Here’s another thing I should mention,
I have communicated this to her before WITHOUT any progress, and before, this has led to enormous fights because she felt that I’m attacking her. I think it’s her way of avoiding me or she gets defensive. Either way, I tried twice and it didn’t produce any positive results. If you have been reading me previous posts, especially this one: Divide Your Emotions to Help Cope with Bipolar – Overview, then you know I’ve been doing things differently.
I decided today I’ll use a different approach and see how things work out. I’m trying to avoid two things: An episode and continuous argument (usually the pattern).
I’ve become pretty good at the “divide your emotions” approach so quickly put a few things together while talking to her on the phone. First, I went through in my mind, going over my expectations. For example,
- What do I expect from her?
- What do I expect from myself?
- What do I expect in terms of communication?
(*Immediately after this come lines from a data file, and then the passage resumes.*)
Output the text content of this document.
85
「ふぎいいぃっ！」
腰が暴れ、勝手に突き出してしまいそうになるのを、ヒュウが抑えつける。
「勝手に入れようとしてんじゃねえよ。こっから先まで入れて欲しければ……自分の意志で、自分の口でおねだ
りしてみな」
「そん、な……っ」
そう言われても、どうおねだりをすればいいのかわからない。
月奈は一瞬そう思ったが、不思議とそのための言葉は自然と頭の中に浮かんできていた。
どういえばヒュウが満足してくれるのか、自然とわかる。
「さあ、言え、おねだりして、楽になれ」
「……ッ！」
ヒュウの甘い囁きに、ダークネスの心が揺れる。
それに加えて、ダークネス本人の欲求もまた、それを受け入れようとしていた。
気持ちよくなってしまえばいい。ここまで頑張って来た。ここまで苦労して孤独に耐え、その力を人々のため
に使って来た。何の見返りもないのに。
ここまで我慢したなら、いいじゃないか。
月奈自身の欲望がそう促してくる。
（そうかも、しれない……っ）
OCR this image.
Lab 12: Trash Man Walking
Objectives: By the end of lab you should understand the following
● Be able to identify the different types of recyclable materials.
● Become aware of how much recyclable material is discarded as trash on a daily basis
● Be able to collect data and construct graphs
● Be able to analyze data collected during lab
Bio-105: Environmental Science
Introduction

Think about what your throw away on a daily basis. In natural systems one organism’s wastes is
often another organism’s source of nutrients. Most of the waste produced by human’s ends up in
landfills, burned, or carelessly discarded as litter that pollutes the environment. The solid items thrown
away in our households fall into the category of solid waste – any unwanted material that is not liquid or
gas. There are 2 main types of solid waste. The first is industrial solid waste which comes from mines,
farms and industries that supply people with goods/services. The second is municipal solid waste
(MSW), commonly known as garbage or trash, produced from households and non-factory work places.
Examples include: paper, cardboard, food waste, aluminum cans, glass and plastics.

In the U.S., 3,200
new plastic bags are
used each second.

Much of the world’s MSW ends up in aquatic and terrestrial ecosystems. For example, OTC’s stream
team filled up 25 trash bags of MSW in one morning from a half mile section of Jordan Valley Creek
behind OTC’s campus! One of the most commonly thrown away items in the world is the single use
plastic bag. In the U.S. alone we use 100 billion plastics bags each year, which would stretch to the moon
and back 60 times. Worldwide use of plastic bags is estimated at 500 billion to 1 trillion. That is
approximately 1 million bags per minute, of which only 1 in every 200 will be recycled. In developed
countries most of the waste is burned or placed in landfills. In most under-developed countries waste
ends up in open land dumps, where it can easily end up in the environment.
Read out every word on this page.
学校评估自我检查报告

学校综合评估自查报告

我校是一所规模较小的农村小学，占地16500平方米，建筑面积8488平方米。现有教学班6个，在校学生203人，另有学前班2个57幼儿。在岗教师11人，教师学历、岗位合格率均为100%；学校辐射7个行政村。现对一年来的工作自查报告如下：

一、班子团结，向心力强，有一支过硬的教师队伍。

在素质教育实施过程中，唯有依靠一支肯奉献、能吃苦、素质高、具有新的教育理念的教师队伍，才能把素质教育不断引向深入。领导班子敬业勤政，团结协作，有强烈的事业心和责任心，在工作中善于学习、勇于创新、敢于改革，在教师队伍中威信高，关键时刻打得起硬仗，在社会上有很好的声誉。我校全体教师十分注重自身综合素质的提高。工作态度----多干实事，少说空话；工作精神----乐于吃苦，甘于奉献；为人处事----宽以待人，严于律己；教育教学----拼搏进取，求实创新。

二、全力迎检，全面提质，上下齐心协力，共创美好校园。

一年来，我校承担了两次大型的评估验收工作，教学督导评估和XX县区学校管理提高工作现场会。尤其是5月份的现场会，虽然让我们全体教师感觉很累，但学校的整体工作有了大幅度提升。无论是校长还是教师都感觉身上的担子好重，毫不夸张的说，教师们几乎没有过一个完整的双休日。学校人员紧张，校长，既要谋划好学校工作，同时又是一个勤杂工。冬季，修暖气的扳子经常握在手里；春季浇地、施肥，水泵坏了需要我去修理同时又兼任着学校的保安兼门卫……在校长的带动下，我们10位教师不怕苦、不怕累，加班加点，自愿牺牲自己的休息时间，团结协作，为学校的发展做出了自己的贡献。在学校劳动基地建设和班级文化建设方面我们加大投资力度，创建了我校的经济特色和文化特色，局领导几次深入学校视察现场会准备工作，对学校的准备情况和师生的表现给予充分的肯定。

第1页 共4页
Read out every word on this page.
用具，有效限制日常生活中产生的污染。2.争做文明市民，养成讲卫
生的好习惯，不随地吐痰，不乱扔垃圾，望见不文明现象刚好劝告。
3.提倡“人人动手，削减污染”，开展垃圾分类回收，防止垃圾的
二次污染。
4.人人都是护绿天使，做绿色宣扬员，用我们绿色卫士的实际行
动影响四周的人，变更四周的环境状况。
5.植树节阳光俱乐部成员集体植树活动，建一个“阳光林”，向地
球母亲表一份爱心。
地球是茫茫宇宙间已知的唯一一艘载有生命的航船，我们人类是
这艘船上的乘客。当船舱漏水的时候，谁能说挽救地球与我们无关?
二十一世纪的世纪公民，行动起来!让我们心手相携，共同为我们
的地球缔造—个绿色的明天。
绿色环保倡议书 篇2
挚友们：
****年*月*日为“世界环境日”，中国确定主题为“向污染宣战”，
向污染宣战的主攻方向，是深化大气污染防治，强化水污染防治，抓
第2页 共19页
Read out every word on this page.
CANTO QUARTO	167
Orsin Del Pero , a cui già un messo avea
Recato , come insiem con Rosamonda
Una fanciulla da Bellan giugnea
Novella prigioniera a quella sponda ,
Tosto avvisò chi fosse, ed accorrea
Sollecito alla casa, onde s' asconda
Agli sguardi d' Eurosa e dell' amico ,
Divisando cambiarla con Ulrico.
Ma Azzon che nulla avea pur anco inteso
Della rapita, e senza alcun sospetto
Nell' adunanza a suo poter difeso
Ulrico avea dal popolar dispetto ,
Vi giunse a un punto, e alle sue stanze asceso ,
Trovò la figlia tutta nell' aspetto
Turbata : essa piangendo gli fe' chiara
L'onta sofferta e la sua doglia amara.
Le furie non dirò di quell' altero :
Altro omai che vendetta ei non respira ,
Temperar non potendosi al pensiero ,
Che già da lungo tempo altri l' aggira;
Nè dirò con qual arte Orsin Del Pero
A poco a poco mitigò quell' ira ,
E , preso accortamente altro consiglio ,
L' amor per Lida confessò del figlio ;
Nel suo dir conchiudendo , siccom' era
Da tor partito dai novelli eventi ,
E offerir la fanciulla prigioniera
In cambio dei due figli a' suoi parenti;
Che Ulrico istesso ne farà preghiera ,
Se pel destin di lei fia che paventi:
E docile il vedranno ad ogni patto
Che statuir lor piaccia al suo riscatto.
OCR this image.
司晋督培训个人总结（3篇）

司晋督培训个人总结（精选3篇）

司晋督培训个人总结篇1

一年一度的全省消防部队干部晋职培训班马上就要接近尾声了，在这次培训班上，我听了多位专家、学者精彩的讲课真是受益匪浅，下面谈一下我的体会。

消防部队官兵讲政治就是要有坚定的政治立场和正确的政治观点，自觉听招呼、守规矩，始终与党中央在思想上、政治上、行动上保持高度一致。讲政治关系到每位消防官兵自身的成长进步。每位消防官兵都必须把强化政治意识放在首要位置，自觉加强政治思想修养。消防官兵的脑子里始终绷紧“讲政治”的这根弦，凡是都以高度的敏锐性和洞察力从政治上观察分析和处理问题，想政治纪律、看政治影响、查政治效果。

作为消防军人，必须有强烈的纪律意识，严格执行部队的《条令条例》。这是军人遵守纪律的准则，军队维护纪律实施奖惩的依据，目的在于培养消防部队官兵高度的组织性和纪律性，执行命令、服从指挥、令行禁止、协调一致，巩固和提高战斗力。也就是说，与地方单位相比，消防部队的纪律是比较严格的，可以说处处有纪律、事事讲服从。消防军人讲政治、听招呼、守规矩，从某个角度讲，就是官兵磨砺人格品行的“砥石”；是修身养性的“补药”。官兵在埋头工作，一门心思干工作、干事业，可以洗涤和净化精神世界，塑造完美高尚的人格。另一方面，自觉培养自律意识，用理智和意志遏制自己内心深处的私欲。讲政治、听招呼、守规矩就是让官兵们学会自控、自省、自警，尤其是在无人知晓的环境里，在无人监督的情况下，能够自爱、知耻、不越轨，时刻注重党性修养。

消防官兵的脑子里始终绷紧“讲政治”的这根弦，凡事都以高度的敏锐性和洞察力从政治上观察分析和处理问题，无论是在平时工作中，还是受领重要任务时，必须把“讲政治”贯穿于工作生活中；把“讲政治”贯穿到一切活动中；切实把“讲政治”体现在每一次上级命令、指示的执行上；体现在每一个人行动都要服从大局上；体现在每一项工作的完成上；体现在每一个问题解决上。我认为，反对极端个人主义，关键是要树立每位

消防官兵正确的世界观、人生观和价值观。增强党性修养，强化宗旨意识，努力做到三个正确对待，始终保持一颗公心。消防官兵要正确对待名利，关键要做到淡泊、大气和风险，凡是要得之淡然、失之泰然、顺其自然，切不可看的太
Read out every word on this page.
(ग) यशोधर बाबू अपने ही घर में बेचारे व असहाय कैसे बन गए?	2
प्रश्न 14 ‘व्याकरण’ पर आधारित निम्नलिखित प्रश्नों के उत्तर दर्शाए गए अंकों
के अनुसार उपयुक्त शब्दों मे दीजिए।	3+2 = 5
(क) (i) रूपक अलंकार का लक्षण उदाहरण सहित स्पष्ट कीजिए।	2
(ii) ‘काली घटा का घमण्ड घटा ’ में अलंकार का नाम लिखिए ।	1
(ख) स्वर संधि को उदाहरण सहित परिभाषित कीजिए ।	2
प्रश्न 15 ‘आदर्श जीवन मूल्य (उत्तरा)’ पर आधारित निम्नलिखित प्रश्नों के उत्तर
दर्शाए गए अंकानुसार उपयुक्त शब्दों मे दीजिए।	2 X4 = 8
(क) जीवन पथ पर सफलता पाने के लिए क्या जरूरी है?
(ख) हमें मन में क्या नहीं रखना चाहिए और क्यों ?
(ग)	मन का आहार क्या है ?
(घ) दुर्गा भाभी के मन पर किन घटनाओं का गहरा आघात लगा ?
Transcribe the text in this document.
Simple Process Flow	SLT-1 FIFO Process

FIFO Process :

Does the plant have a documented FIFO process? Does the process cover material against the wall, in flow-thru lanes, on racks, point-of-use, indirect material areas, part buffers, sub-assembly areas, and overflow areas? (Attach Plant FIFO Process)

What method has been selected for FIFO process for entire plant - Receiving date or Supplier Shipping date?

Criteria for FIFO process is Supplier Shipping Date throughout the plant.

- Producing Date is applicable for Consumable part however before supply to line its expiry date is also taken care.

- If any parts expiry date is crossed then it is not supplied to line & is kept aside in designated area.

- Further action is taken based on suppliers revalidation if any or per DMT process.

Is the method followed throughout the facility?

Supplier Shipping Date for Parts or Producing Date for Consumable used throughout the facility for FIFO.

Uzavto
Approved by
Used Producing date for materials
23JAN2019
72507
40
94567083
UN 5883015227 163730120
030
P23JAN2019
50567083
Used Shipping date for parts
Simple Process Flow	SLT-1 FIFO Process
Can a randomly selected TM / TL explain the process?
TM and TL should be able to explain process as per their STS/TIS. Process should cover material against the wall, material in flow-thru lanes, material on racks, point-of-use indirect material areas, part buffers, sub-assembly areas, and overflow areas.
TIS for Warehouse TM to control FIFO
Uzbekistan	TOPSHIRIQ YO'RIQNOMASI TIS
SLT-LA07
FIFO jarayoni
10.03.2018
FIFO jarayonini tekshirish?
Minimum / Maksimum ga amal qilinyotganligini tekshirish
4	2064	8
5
- What do I expect from the situation?
- What can we do to improve expectations going forward?
I concluded the following, which helped me deal with this situation differently compared to other times. First, I know I expect her to be fair with me, and I let her know that on the phone. Usually, I would have started yelling, telling her she’s sneaky, unfair, horrible, etc.
However, I avoided all this, and asked her to be fair with me the next time I asked her to take a trip with me. Instead of attacking her and putting her down, I asked her to be fair going forward, avoiding previous patterns. I want to stay away from bringing up all the other fights because I know they would add a negative energy to this present situation.
Secondly, by communicating to her calmly, I was able to keep my expectation of how I wanted people to communicate with me. I knew, from previous patterns, yelling only made things worse because we would say things to each other that just put us down. This added more of an emotional burden on me, which wouldn’t be helping out my current situation. I’ve noticed I crack under a huge emotional burden so wanted to avoid it going forward. It’s just going to trigger episodes, which I wanted to avoid.
Third, because I’m so calm and dealt with it in the MOST appropriate way, I expect the outcome to be different next time. At this point, I would expect it to get better…right? I’ve done everything right from the beginning:
- Didn’t yell
- Told her how I felt
- Asked her to be fair
- Didn’t stop her from going
- Treated her with respect
All of this will help me determine the future going forward. I mean, if things don’t get any better, then the problem lays deeper within our relationship. However, for now, I’m happy and calm with the way I dealt with the situation. When you care for someone and put them down, you NOT only feel bad for what they did to you, but what you said to them…right?
I kept calm and avoided a situation with heavy emotional stress. My track record shows this would be my trigger points. You learn this in psychosocial therapy as you begin to identify your trigger points. The divide your emotions approach allows me to understand each emotion separately then work towards effectively avoiding negative energy.
Psychotherapy is aimed at alleviating core symptoms, recognizing episode triggers, reducing negative expressed emotion in relationships, recognizing prodromal symptoms before full-blown recurrence, and, practicing the factors that lead to maintenance of remission.
This situation is NOT over, but I wanted to write about it to be completely transparent about what threw me off. I also want to ask what you guys think about my approach. Would you deal with it differently? And what should I expect going forward?
I’ll give you guys an update over the next couple of days. Let’s see how this plays out, and if it helped control my cycling.